With 6 different events that test Soldiers much differently than the old APFT test, injury risk is high. Our ACFT preparation video series arms units, leaders and individual Soldiers with simple screening tests and valuable information that can help mitigate that injury risk.
You'll find simple ways to identify what Soldiers might be at risk for injury and what to do about it. Hope is not a plan. Start identifying who is not ready for training and testing of the new events NOW so that specific interventions can be deployed.
Do you know what to look for to ensure each event can be trained for and attempted safely? Watch and learn!
We are not proposing a screen for the 2 Mile Run event. Instead we feel that every Soldier should be informed about what the research is telling us about running safety and economy as they are tied close together.
To summarize:
1. Where the foot lands in relation to the body (or center of mass) seems to be important. We want to see the Soldier's foot land underneath their body, below their hip as opposed to reaching forward with the stride and hitting the ground out in front of the body.
2. Landing underneath the hips can be improved by increasing the turnover rate, cadence, while running. In short, this means taking more steps per minute. An increase in cadence of 5% can have a dramatic decrease in loading stress to the body for a given distance or duration. When we increase cadence, it become harder to take longer strides that land out in from of the center of mass.
3. The most controvesial recommendation is to consider what part of the foot hits the ground first. We recommend hitting the ground with the mid foot as opposed to the heel.

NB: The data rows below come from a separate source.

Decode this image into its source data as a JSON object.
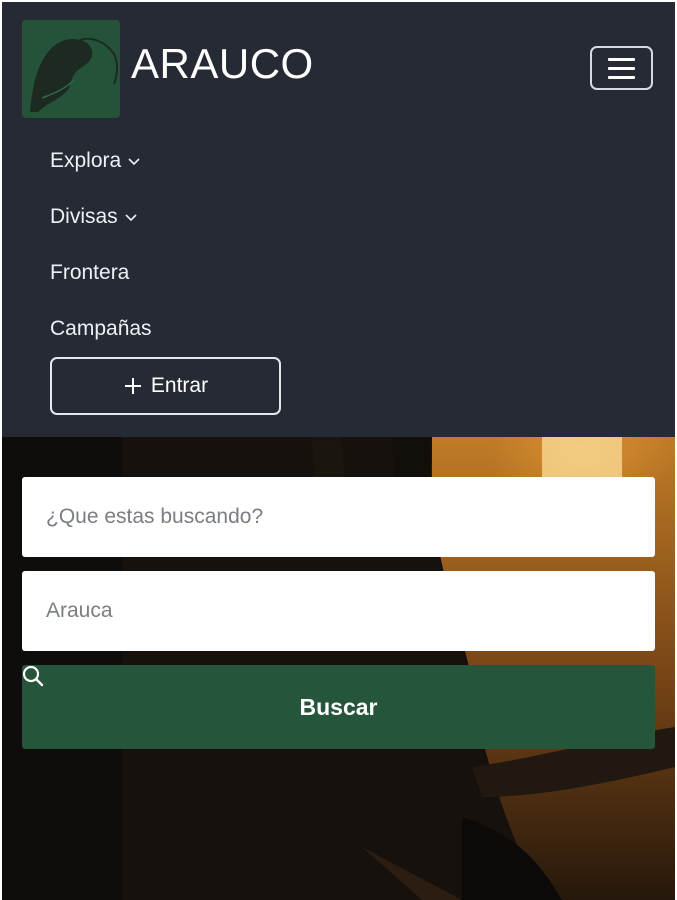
{
  "brand": {
    "name": "ARAUCO",
    "logo_icon": "bird-silhouette-icon",
    "logo_color": "#25533a"
  },
  "nav": {
    "menu_icon": "hamburger-menu-icon",
    "items": [
      {
        "label": "Explora",
        "has_dropdown": true
      },
      {
        "label": "Divisas",
        "has_dropdown": true
      },
      {
        "label": "Frontera",
        "has_dropdown": false
      },
      {
        "label": "Campañas",
        "has_dropdown": false
      }
    ],
    "login_button": {
      "icon": "plus-icon",
      "label": "Entrar"
    }
  },
  "search": {
    "query_placeholder": "¿Que estas buscando?",
    "location_placeholder": "Arauca",
    "submit": {
      "icon": "search-icon",
      "label": "Buscar",
      "color": "#25553a"
    }
  },
  "colors": {
    "navbar_bg": "#262a35",
    "accent": "#25553a"
  }
}
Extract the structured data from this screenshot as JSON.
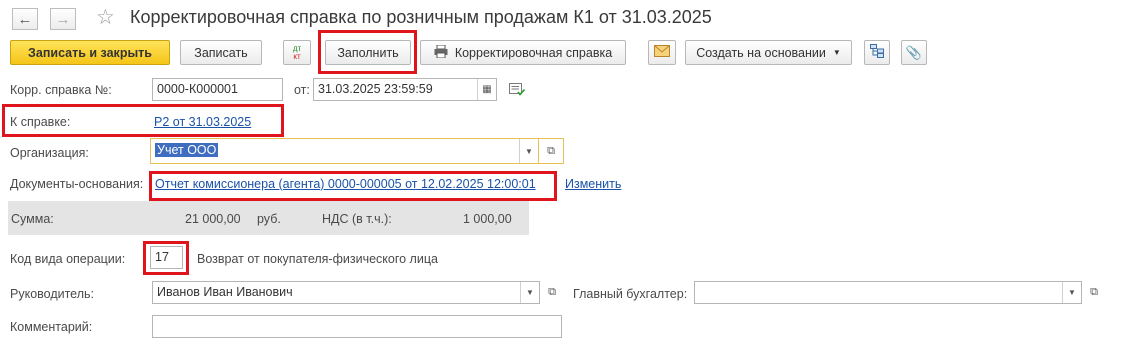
{
  "window": {
    "title": "Корректировочная справка по розничным продажам К1 от 31.03.2025"
  },
  "toolbar": {
    "save_close": "Записать и закрыть",
    "save": "Записать",
    "dt_kt_top": "дт",
    "dt_kt_bottom": "кт",
    "fill": "Заполнить",
    "print_label": "Корректировочная справка",
    "create_based": "Создать на основании"
  },
  "form": {
    "corr_number_label": "Корр. справка №:",
    "corr_number": "0000-К000001",
    "date_label": "от:",
    "date": "31.03.2025 23:59:59",
    "ref_label": "К справке:",
    "ref_link": "Р2 от 31.03.2025",
    "org_label": "Организация:",
    "org_value": "Учет ООО",
    "base_docs_label": "Документы-основания:",
    "base_docs_link": "Отчет комиссионера (агента) 0000-000005 от 12.02.2025 12:00:01",
    "change_link": "Изменить",
    "sum_label": "Сумма:",
    "sum_value": "21 000,00",
    "currency": "руб.",
    "vat_label": "НДС (в т.ч.):",
    "vat_value": "1 000,00",
    "op_code_label": "Код вида операции:",
    "op_code": "17",
    "op_code_desc": "Возврат от покупателя-физического лица",
    "director_label": "Руководитель:",
    "director": "Иванов Иван Иванович",
    "accountant_label": "Главный бухгалтер:",
    "accountant": "",
    "comment_label": "Комментарий:",
    "comment": ""
  },
  "colors": {
    "highlight_frame": "#e0141c",
    "primary_button": "#f5c518",
    "link": "#1a53a8",
    "selection": "#3f6dbf"
  }
}
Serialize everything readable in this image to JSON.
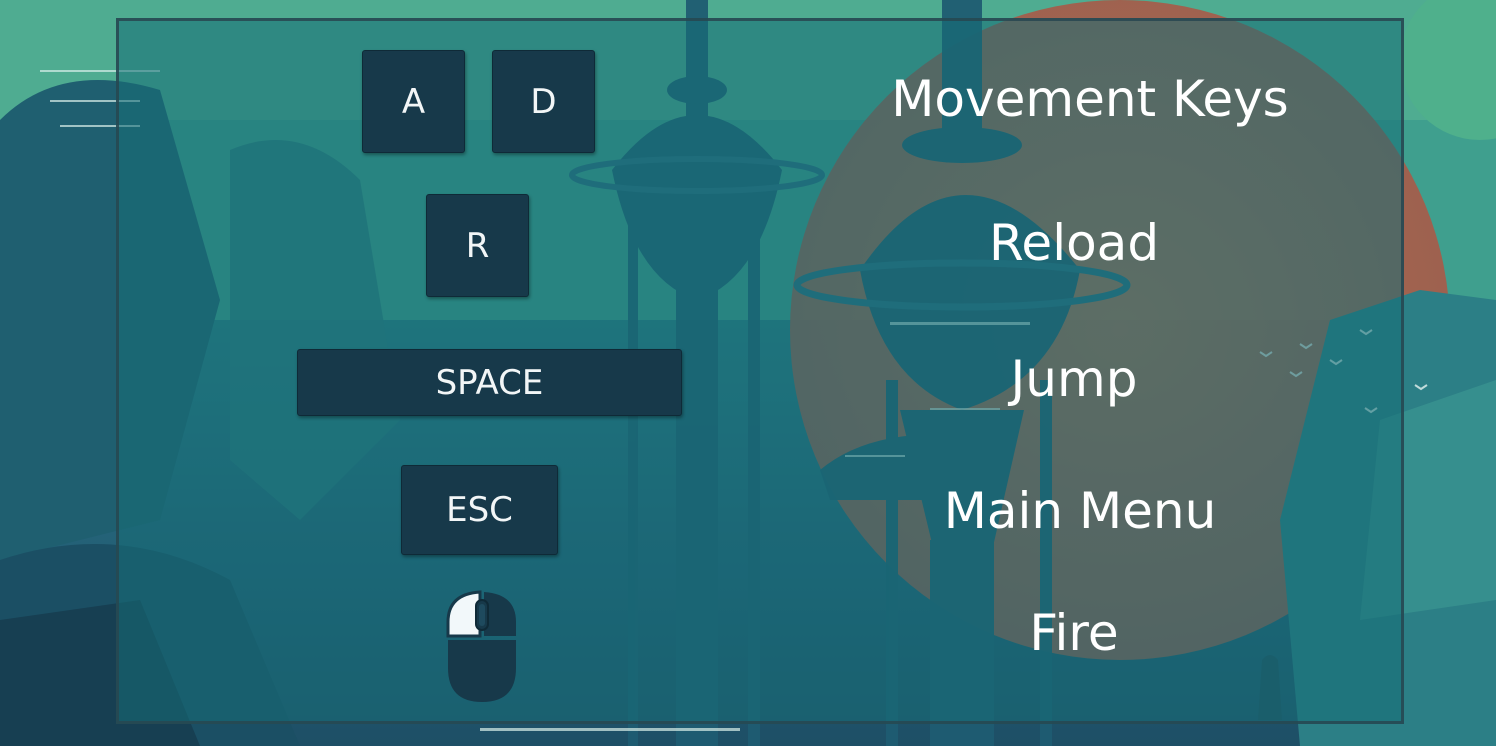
{
  "controls": [
    {
      "id": "move",
      "keys": [
        "A",
        "D"
      ],
      "action": "Movement Keys"
    },
    {
      "id": "reload",
      "keys": [
        "R"
      ],
      "action": "Reload"
    },
    {
      "id": "jump",
      "keys": [
        "SPACE"
      ],
      "action": "Jump"
    },
    {
      "id": "menu",
      "keys": [
        "ESC"
      ],
      "action": "Main Menu"
    },
    {
      "id": "fire",
      "keys": [
        "mouse-left-click-icon"
      ],
      "action": "Fire"
    }
  ],
  "colors": {
    "key_background": "#17394a",
    "key_text": "#f2f6f7",
    "action_text": "#ffffff",
    "panel_tint": "#166e76",
    "mouse_highlight": "#f2f8fa"
  }
}
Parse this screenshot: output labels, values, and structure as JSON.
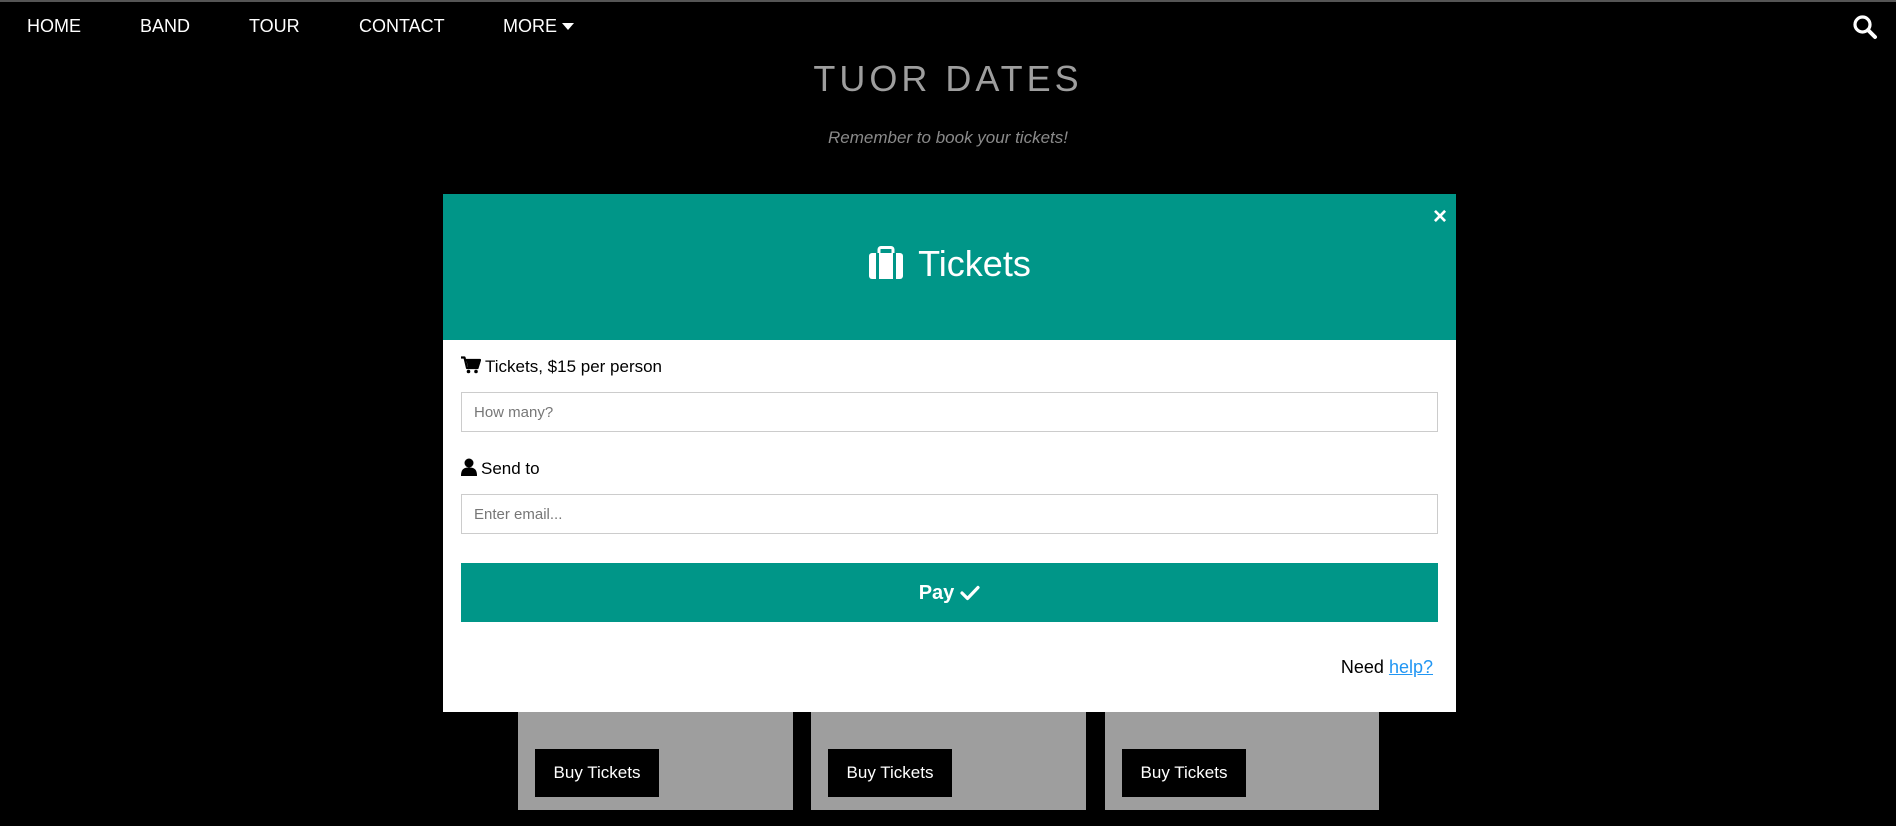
{
  "nav": {
    "items": [
      {
        "label": "HOME"
      },
      {
        "label": "BAND"
      },
      {
        "label": "TOUR"
      },
      {
        "label": "CONTACT"
      },
      {
        "label": "MORE"
      }
    ],
    "search_icon": "search-icon"
  },
  "tour": {
    "title": "TUOR DATES",
    "subtitle": "Remember to book your tickets!"
  },
  "cards": [
    {
      "button_label": "Buy Tickets"
    },
    {
      "button_label": "Buy Tickets"
    },
    {
      "button_label": "Buy Tickets"
    }
  ],
  "modal": {
    "close_label": "×",
    "title": "Tickets",
    "title_icon": "briefcase-icon",
    "tickets_label": "Tickets, $15 per person",
    "tickets_icon": "cart-icon",
    "quantity_placeholder": "How many?",
    "send_label": "Send to",
    "send_icon": "user-icon",
    "email_placeholder": "Enter email...",
    "pay_label": "Pay",
    "pay_icon": "check-icon",
    "help_prefix": "Need ",
    "help_link": "help?"
  },
  "colors": {
    "accent": "#009688",
    "link": "#2196f3",
    "card_bg": "#9e9e9e",
    "page_bg": "#000000"
  }
}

In our experience, asking runners to avoid heel striking helps them take shorter quicker strides this both increase cadence (2.) and also prevent landing out in front of the body (1.)
As you can see these 3 recommendation are very intertwined and have helped many people change from running with pain and poor form to being able to increase their running volume and economy without pain.
Finally, there does not seem to be any evidence to support trying to match foot type to shoe type to prevent injury. What we will say is that anytime you have a drastic change in running shoe type (i.e. changing from a highly cushioned to minimal or visa versa) there needs to be a "breaking-in" period where the feet and body gets used to the change in stress from the shoe. This means gradually increasing the training volume in the shoe after initially using a decreased volume with that new shoe type.